This section is intended for project users of the Deckhouse Kubernetes Platform (DKP).

DKP includes a built-in monitoring system that provides convenient tools for observing the state of the infrastructure and applications.

By default, DKP provides a predefined set of dashboards and alerts that help track key application health metrics. They are available through the “Monitoring” section of the Deckhouse web interface.

In addition, users can:

  • Collect metrics from their own applications.
  • Create custom dashboards to visualize required metrics.
  • Configure custom alerts and override alert thresholds.

For more information about advanced monitoring capabilities, including dashboard and metrics management, refer to the documentation for the observability module.

Available by default

After installing DKP, users have access to a basic set of tools for monitoring the cluster out of the box.

Dashboards

Dashboards display charts with data on CPU usage, memory consumption, disk activity, and network traffic, broken down by pods, nodes, or namespaces.

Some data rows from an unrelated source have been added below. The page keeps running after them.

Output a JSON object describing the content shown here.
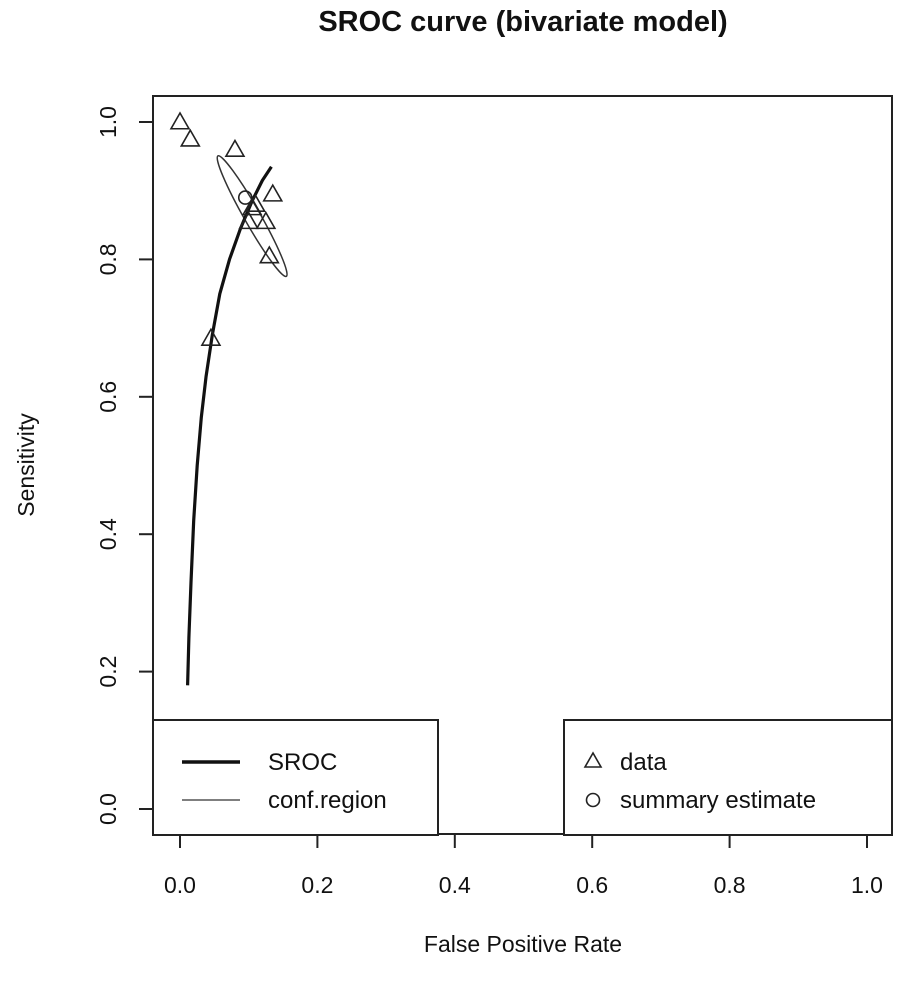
{
  "chart_data": {
    "type": "scatter",
    "title": "SROC curve (bivariate model)",
    "xlabel": "False Positive Rate",
    "ylabel": "Sensitivity",
    "xlim": [
      0,
      1
    ],
    "ylim": [
      0,
      1
    ],
    "x_ticks": [
      "0.0",
      "0.2",
      "0.4",
      "0.6",
      "0.8",
      "1.0"
    ],
    "y_ticks": [
      "0.0",
      "0.2",
      "0.4",
      "0.6",
      "0.8",
      "1.0"
    ],
    "grid": false,
    "data_points": [
      {
        "x": 0.0,
        "y": 1.0
      },
      {
        "x": 0.015,
        "y": 0.975
      },
      {
        "x": 0.08,
        "y": 0.96
      },
      {
        "x": 0.045,
        "y": 0.685
      },
      {
        "x": 0.11,
        "y": 0.88
      },
      {
        "x": 0.105,
        "y": 0.875
      },
      {
        "x": 0.1,
        "y": 0.855
      },
      {
        "x": 0.125,
        "y": 0.855
      },
      {
        "x": 0.135,
        "y": 0.895
      },
      {
        "x": 0.13,
        "y": 0.805
      }
    ],
    "summary_estimate": {
      "x": 0.095,
      "y": 0.89
    },
    "sroc_curve": [
      [
        0.011,
        0.18
      ],
      [
        0.013,
        0.25
      ],
      [
        0.016,
        0.33
      ],
      [
        0.02,
        0.42
      ],
      [
        0.025,
        0.5
      ],
      [
        0.031,
        0.57
      ],
      [
        0.038,
        0.63
      ],
      [
        0.047,
        0.69
      ],
      [
        0.058,
        0.75
      ],
      [
        0.072,
        0.8
      ],
      [
        0.088,
        0.845
      ],
      [
        0.105,
        0.885
      ],
      [
        0.12,
        0.915
      ],
      [
        0.133,
        0.935
      ]
    ],
    "confidence_region": {
      "cx": 0.105,
      "cy": 0.863,
      "angle_deg": -60.4,
      "rx": 0.1008,
      "ry": 0.0117
    },
    "legends": [
      {
        "placement": "bottom-left",
        "entries": [
          {
            "label": "SROC",
            "symbol": "thick-line"
          },
          {
            "label": "conf.region",
            "symbol": "thin-line"
          }
        ]
      },
      {
        "placement": "bottom-right",
        "entries": [
          {
            "label": "data",
            "symbol": "triangle"
          },
          {
            "label": "summary estimate",
            "symbol": "circle"
          }
        ]
      }
    ]
  }
}
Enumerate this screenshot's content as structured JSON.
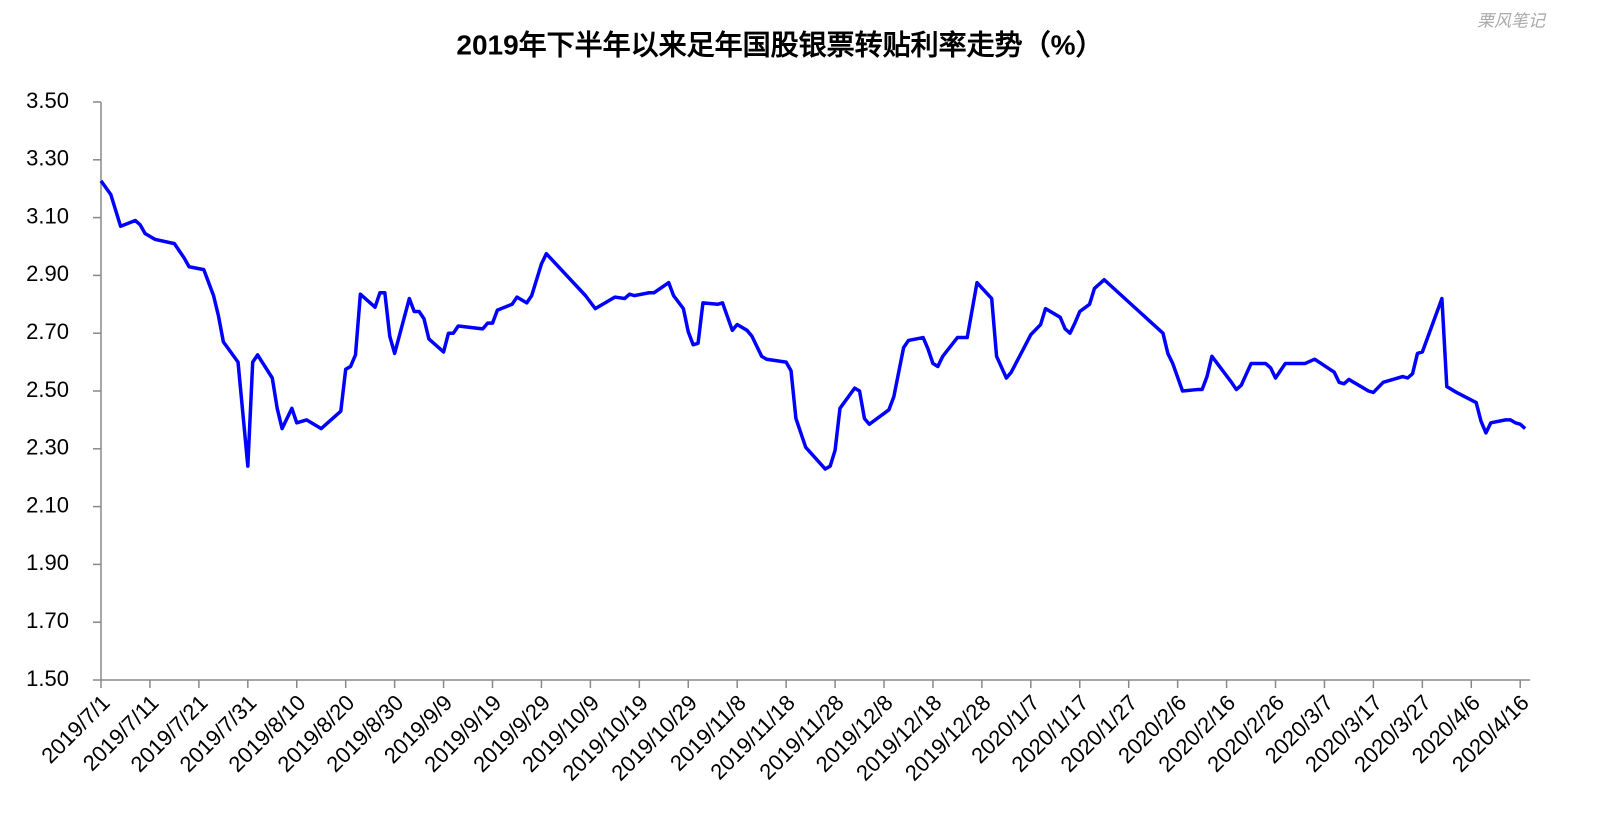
{
  "chart_data": {
    "type": "line",
    "title": "2019年下半年以来足年国股银票转贴利率走势（%）",
    "watermark": "栗风笔记",
    "color": "#0000ff",
    "grid": false,
    "xlim": [
      "2019/7/1",
      "2020/4/18"
    ],
    "xticks": [
      "2019/7/1",
      "2019/7/11",
      "2019/7/21",
      "2019/7/31",
      "2019/8/10",
      "2019/8/20",
      "2019/8/30",
      "2019/9/9",
      "2019/9/19",
      "2019/9/29",
      "2019/10/9",
      "2019/10/19",
      "2019/10/29",
      "2019/11/8",
      "2019/11/18",
      "2019/11/28",
      "2019/12/8",
      "2019/12/18",
      "2019/12/28",
      "2020/1/7",
      "2020/1/17",
      "2020/1/27",
      "2020/2/6",
      "2020/2/16",
      "2020/2/26",
      "2020/3/7",
      "2020/3/17",
      "2020/3/27",
      "2020/4/6",
      "2020/4/16"
    ],
    "ylim": [
      1.5,
      3.5
    ],
    "yticks": [
      {
        "value": 1.5,
        "label": "1.50"
      },
      {
        "value": 1.7,
        "label": "1.70"
      },
      {
        "value": 1.9,
        "label": "1.90"
      },
      {
        "value": 2.1,
        "label": "2.10"
      },
      {
        "value": 2.3,
        "label": "2.30"
      },
      {
        "value": 2.5,
        "label": "2.50"
      },
      {
        "value": 2.7,
        "label": "2.70"
      },
      {
        "value": 2.9,
        "label": "2.90"
      },
      {
        "value": 3.1,
        "label": "3.10"
      },
      {
        "value": 3.3,
        "label": "3.30"
      },
      {
        "value": 3.5,
        "label": "3.50"
      }
    ],
    "x": [
      "2019/7/1",
      "2019/7/3",
      "2019/7/5",
      "2019/7/8",
      "2019/7/9",
      "2019/7/10",
      "2019/7/12",
      "2019/7/16",
      "2019/7/18",
      "2019/7/19",
      "2019/7/22",
      "2019/7/24",
      "2019/7/25",
      "2019/7/26",
      "2019/7/29",
      "2019/7/31",
      "2019/8/1",
      "2019/8/2",
      "2019/8/5",
      "2019/8/6",
      "2019/8/7",
      "2019/8/9",
      "2019/8/10",
      "2019/8/12",
      "2019/8/15",
      "2019/8/19",
      "2019/8/20",
      "2019/8/21",
      "2019/8/22",
      "2019/8/23",
      "2019/8/26",
      "2019/8/27",
      "2019/8/28",
      "2019/8/29",
      "2019/8/30",
      "2019/9/2",
      "2019/9/3",
      "2019/9/4",
      "2019/9/5",
      "2019/9/6",
      "2019/9/9",
      "2019/9/10",
      "2019/9/11",
      "2019/9/12",
      "2019/9/17",
      "2019/9/18",
      "2019/9/19",
      "2019/9/20",
      "2019/9/23",
      "2019/9/24",
      "2019/9/25",
      "2019/9/26",
      "2019/9/27",
      "2019/9/29",
      "2019/9/30",
      "2019/10/8",
      "2019/10/10",
      "2019/10/14",
      "2019/10/16",
      "2019/10/17",
      "2019/10/18",
      "2019/10/21",
      "2019/10/22",
      "2019/10/25",
      "2019/10/26",
      "2019/10/28",
      "2019/10/29",
      "2019/10/30",
      "2019/10/31",
      "2019/11/1",
      "2019/11/4",
      "2019/11/5",
      "2019/11/7",
      "2019/11/8",
      "2019/11/10",
      "2019/11/11",
      "2019/11/13",
      "2019/11/14",
      "2019/11/18",
      "2019/11/19",
      "2019/11/20",
      "2019/11/22",
      "2019/11/26",
      "2019/11/27",
      "2019/11/28",
      "2019/11/29",
      "2019/12/2",
      "2019/12/3",
      "2019/12/4",
      "2019/12/5",
      "2019/12/9",
      "2019/12/10",
      "2019/12/12",
      "2019/12/13",
      "2019/12/16",
      "2019/12/17",
      "2019/12/18",
      "2019/12/19",
      "2019/12/20",
      "2019/12/23",
      "2019/12/25",
      "2019/12/27",
      "2019/12/30",
      "2019/12/31",
      "2020/1/2",
      "2020/1/3",
      "2020/1/7",
      "2020/1/9",
      "2020/1/10",
      "2020/1/13",
      "2020/1/14",
      "2020/1/15",
      "2020/1/16",
      "2020/1/17",
      "2020/1/19",
      "2020/1/20",
      "2020/1/22",
      "2020/2/3",
      "2020/2/4",
      "2020/2/5",
      "2020/2/7",
      "2020/2/10",
      "2020/2/11",
      "2020/2/12",
      "2020/2/13",
      "2020/2/17",
      "2020/2/18",
      "2020/2/19",
      "2020/2/21",
      "2020/2/24",
      "2020/2/25",
      "2020/2/26",
      "2020/2/27",
      "2020/2/28",
      "2020/3/3",
      "2020/3/5",
      "2020/3/9",
      "2020/3/10",
      "2020/3/11",
      "2020/3/12",
      "2020/3/13",
      "2020/3/16",
      "2020/3/17",
      "2020/3/19",
      "2020/3/23",
      "2020/3/24",
      "2020/3/25",
      "2020/3/26",
      "2020/3/27",
      "2020/3/31",
      "2020/4/1",
      "2020/4/3",
      "2020/4/7",
      "2020/4/8",
      "2020/4/9",
      "2020/4/10",
      "2020/4/13",
      "2020/4/14",
      "2020/4/15",
      "2020/4/16",
      "2020/4/17"
    ],
    "values": [
      3.227,
      3.18,
      3.07,
      3.09,
      3.075,
      3.045,
      3.025,
      3.01,
      2.96,
      2.93,
      2.92,
      2.83,
      2.76,
      2.67,
      2.6,
      2.24,
      2.6,
      2.625,
      2.545,
      2.44,
      2.37,
      2.44,
      2.39,
      2.4,
      2.37,
      2.43,
      2.575,
      2.585,
      2.625,
      2.835,
      2.79,
      2.84,
      2.84,
      2.69,
      2.63,
      2.82,
      2.775,
      2.775,
      2.75,
      2.68,
      2.635,
      2.7,
      2.7,
      2.725,
      2.715,
      2.735,
      2.735,
      2.78,
      2.8,
      2.825,
      2.815,
      2.805,
      2.83,
      2.94,
      2.975,
      2.83,
      2.785,
      2.825,
      2.82,
      2.835,
      2.83,
      2.84,
      2.84,
      2.875,
      2.83,
      2.785,
      2.705,
      2.66,
      2.665,
      2.805,
      2.8,
      2.805,
      2.71,
      2.73,
      2.71,
      2.69,
      2.62,
      2.61,
      2.6,
      2.57,
      2.405,
      2.305,
      2.23,
      2.24,
      2.295,
      2.44,
      2.51,
      2.5,
      2.405,
      2.385,
      2.435,
      2.48,
      2.65,
      2.675,
      2.685,
      2.645,
      2.595,
      2.585,
      2.62,
      2.685,
      2.685,
      2.875,
      2.82,
      2.62,
      2.545,
      2.565,
      2.695,
      2.73,
      2.785,
      2.755,
      2.715,
      2.7,
      2.735,
      2.775,
      2.8,
      2.855,
      2.885,
      2.7,
      2.63,
      2.595,
      2.5,
      2.505,
      2.505,
      2.55,
      2.62,
      2.53,
      2.505,
      2.52,
      2.595,
      2.595,
      2.58,
      2.545,
      2.57,
      2.595,
      2.595,
      2.61,
      2.565,
      2.53,
      2.525,
      2.54,
      2.53,
      2.5,
      2.495,
      2.53,
      2.55,
      2.545,
      2.56,
      2.63,
      2.635,
      2.82,
      2.515,
      2.495,
      2.46,
      2.395,
      2.355,
      2.39,
      2.4,
      2.4,
      2.39,
      2.385,
      2.37
    ]
  }
}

In the “Monitoring” → “Dashboards” section of the Deckhouse web interface, users can access the following dashboard groups:

  • Ingress Nginx: Metrics related to the Ingress NGINX Controller operation, including virtual host status, response codes, and request latency.
  • Resource consumption (Main): Key cluster and application metrics, including resource utilization and status of pods, controllers, and namespaces.
  • Security: Metrics related to cluster security.

Alerts

Alerts are automated notifications that report events requiring attention, such as metric threshold violations or component availability issues. For most alerts, trigger thresholds can be overridden if necessary.

By default, a DKP cluster includes alerts for the following types of events:

  • Certificate expiration, as well as errors during certificate issuing or renewal (cert-manager, extended-monitoring, and ingress-nginx modules).
  • Container image pull failures, including authentication and authorization issues, invalid image names, missing images in a registry, or registry unavailability (extended-monitoring module).
  • Workload execution errors for resources such as CronJob, Deployment, DaemonSet, and StatefulSet, including pod creation failures, unavailable replicas, and scheduling errors (extended-monitoring module).
  • Metric exporter unavailability, preventing Prometheus from scraping metrics (extended-monitoring module).
  • Disk space issues, including insufficient storage space or inode exhaustion on PVCs (extended-monitoring module).
  • Ingress NGINX Controller errors, including a high rate of 5xx responses from backends (extended-monitoring module).
  • Network performance issues (monitoring-ping module).

Monitoring configuration

The following monitoring configuration options are available to DKP users:

  • Monitoring user applications: You can configure metrics collection from your application by following the instructions.
  • Creating custom dashboards: You can add specialized dashboards using the GrafanaDashboardDefinition resource.
  • Configuring custom alerts: You can define new alerting rules using the CustomPrometheusRules resource.